6. The method according to claim 3, characterized in that, Following the step of acquiring multiple historical operating condition data of the absorption stabilization system, the method further includes: The historical operating condition data is preprocessed to obtain preprocessed historical operating condition data. The preprocessing includes invalid data deletion, missing value imputation, smoothing, data type conversion, and normalization.

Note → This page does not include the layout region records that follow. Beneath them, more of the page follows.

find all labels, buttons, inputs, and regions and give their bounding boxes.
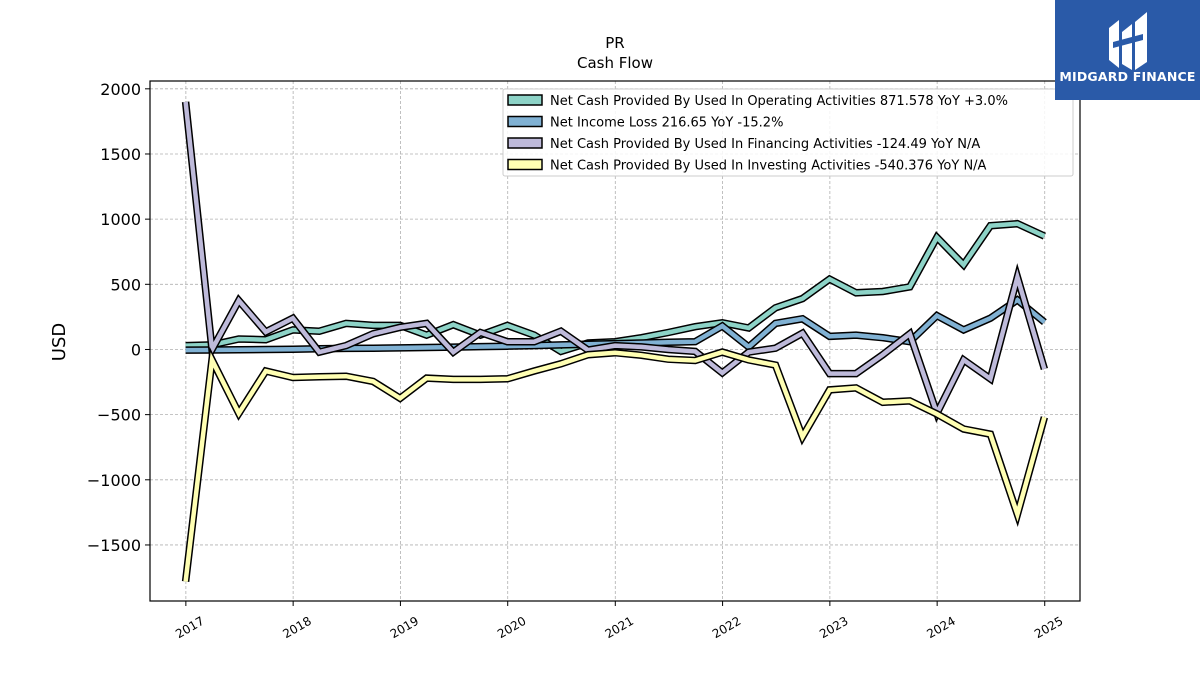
y-axis-label: USD <box>49 323 70 361</box>
y-tick-label: −500 <box>97 406 141 425</box>
y-tick-label: 1500 <box>100 145 141 164</box>
midgard-finance-logo: MIDGARD FINANCE <box>1055 0 1200 100</box>
x-tick-label: 2017 <box>173 614 206 641</box>
legend-box <box>502 88 1074 177</box>
series-4-line <box>181 347 1049 582</box>
y-tick-label: −1000 <box>87 471 141 490</box>
series-stroke <box>183 101 1047 420</box>
y-axis-ticks: 2000 1500 1000 500 0 −500 −1000 −1500 <box>87 80 150 555</box>
y-tick-label: 0 <box>131 340 141 359</box>
legend-swatch <box>507 158 543 171</box>
x-tick-label: 2025 <box>1032 614 1065 641</box>
x-tick-label: 2022 <box>710 614 743 641</box>
x-axis-ticks: 2017 2018 2019 2020 2021 2022 2023 2024 2025 <box>173 601 1065 641</box>
y-tick-label: 500 <box>110 275 141 294</box>
legend-entry: Net Cash Provided By Used In Financing A… <box>550 137 980 152</box>
legend-entry: Net Cash Provided By Used In Investing A… <box>550 159 987 174</box>
y-tick-label: 2000 <box>100 80 141 99</box>
chart-title: PR <box>605 34 624 52</box>
legend-entry: Net Cash Provided By Used In Operating A… <box>550 94 1008 109</box>
legend-swatch <box>507 94 543 106</box>
legend: Net Cash Provided By Used In Operating A… <box>502 88 1074 177</box>
x-tick-label: 2020 <box>495 614 528 641</box>
brand-name: MIDGARD FINANCE <box>1059 69 1196 84</box>
series-stroke <box>183 349 1047 582</box>
x-tick-label: 2019 <box>388 614 421 641</box>
legend-swatch <box>507 115 543 128</box>
series-3-line <box>181 101 1048 423</box>
x-tick-label: 2018 <box>280 614 313 641</box>
legend-swatch <box>507 137 543 149</box>
legend-entry: Net Income Loss 216.65 YoY -15.2% <box>550 116 783 131</box>
logo-mark-icon <box>1109 12 1147 70</box>
y-tick-label: −1500 <box>87 536 141 555</box>
x-tick-label: 2023 <box>817 614 850 641</box>
x-tick-label: 2024 <box>924 614 957 641</box>
y-tick-label: 1000 <box>100 210 141 229</box>
chart-subtitle: Cash Flow <box>577 54 653 72</box>
series-layer <box>181 101 1049 582</box>
x-tick-label: 2021 <box>603 614 636 641</box>
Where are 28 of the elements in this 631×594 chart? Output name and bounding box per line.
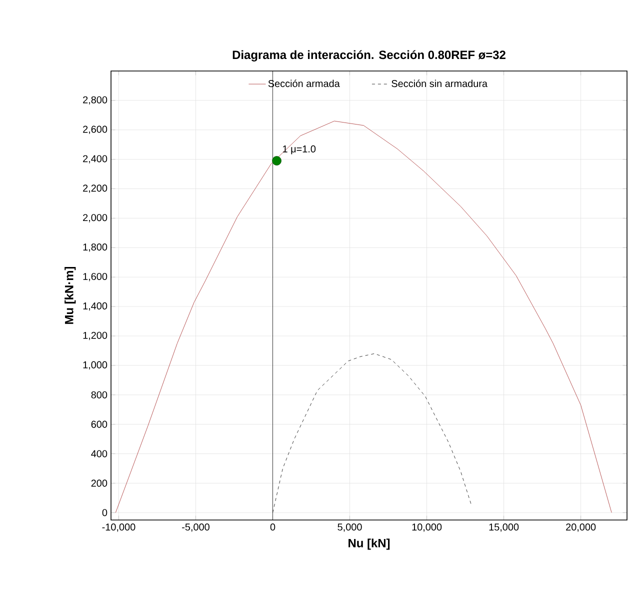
y-tick-label: 800 — [91, 391, 108, 398]
y-tick-label: 600 — [91, 420, 108, 428]
y-tick-label: 1,400 — [83, 302, 108, 311]
x-tick-label: -5,000 — [182, 524, 210, 532]
y-tick-label: 2,800 — [83, 96, 108, 105]
legend-label: Sección sin armadura — [392, 80, 488, 88]
y-axis-title: Mu [kN·m] — [64, 266, 76, 324]
x-tick-label: -10,000 — [102, 524, 136, 532]
y-tick-label: 1,000 — [83, 361, 108, 370]
y-tick-label: 1,200 — [83, 332, 108, 340]
x-axis-title: Nu [kN] — [348, 538, 390, 550]
y-tick-label: 1,600 — [83, 272, 108, 282]
x-tick-label: 15,000 — [489, 524, 519, 532]
x-tick-label: 20,000 — [566, 524, 596, 532]
y-tick-label: 2,200 — [83, 184, 108, 193]
x-tick-label: 5,000 — [338, 524, 362, 532]
y-tick-label: 2,400 — [83, 155, 108, 164]
annotation: 1 μ=1.0 — [283, 145, 316, 154]
y-tick-label: 0 — [102, 509, 108, 516]
y-tick-label: 400 — [91, 450, 108, 458]
y-tick-label: 200 — [91, 480, 108, 487]
y-tick-label: 2,000 — [83, 214, 108, 222]
x-tick-label: 10,000 — [412, 524, 442, 532]
x-tick-label: 0 — [270, 524, 276, 531]
line-series — [115, 120, 612, 513]
y-tick-label: 1,800 — [83, 244, 108, 252]
y-tick-label: 2,600 — [83, 126, 108, 134]
chart-title: Diagrama de interacción. Sección 0.80REF ø=32 — [232, 50, 506, 62]
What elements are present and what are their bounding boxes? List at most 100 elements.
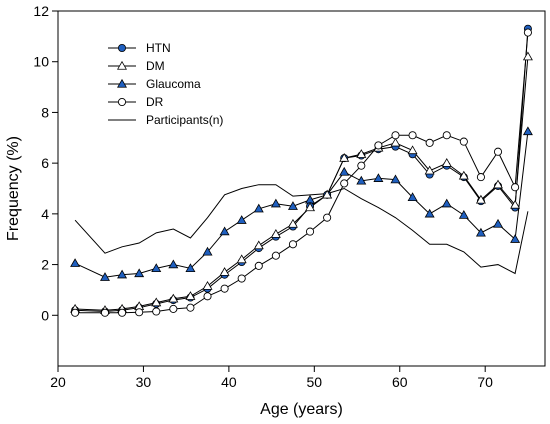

7. A control device, characterized in that, include: The acquisition module is used to acquire the current operating condition data of the absorption stabilization system; The identification module is used to input the current operating condition data into the operating condition identification model for identification processing to obtain the current operating condition mode, which is used to characterize the current operating status of the absorption and stabilization system. The prediction module is used to call the net benefit prediction model to perform predictive analysis based on the current operating mode and the current operating data, and obtain the net benefit prediction value. The input module is used to input the range of values ​​of the system variables to be optimized in the objective function into the process constraint relationship model to obtain process constraint parameters. The objective function is used to characterize the mapping relationship between the net benefit of the system and the system variables in the mechanism model of the absorption stabilization system. The determination module is used to determine the optimal solution set of system variables when the objective function meets the predicted net benefit value based on the process constraint parameters. This includes: after determining the predicted net benefit value as the maximum value of the objective function, determining the key parameters of the flying mouse algorithm, including population size, number of iterations, flight speed, and step size; generating an initial population based on the variable value range and the process constraint parameters; and iteratively updating the initial population multiple times according to the key parameters to obtain the optimal solution set of system variables when the objective function reaches its maximum value. The adjustment module is used to adjust the process parameters of the absorption stabilization system based on the optimized solution set of the system variables.

8. A control device, characterized in that, It includes a processor and a memory, wherein the memory stores a computer program, which, when executed by the processor, implements the method of any one of claims 1 to 6.

9. A computer-readable storage medium having a computer program stored thereon, characterized in that, When the computer program is executed by a processor, it implements the method of any one of claims 1 to 6.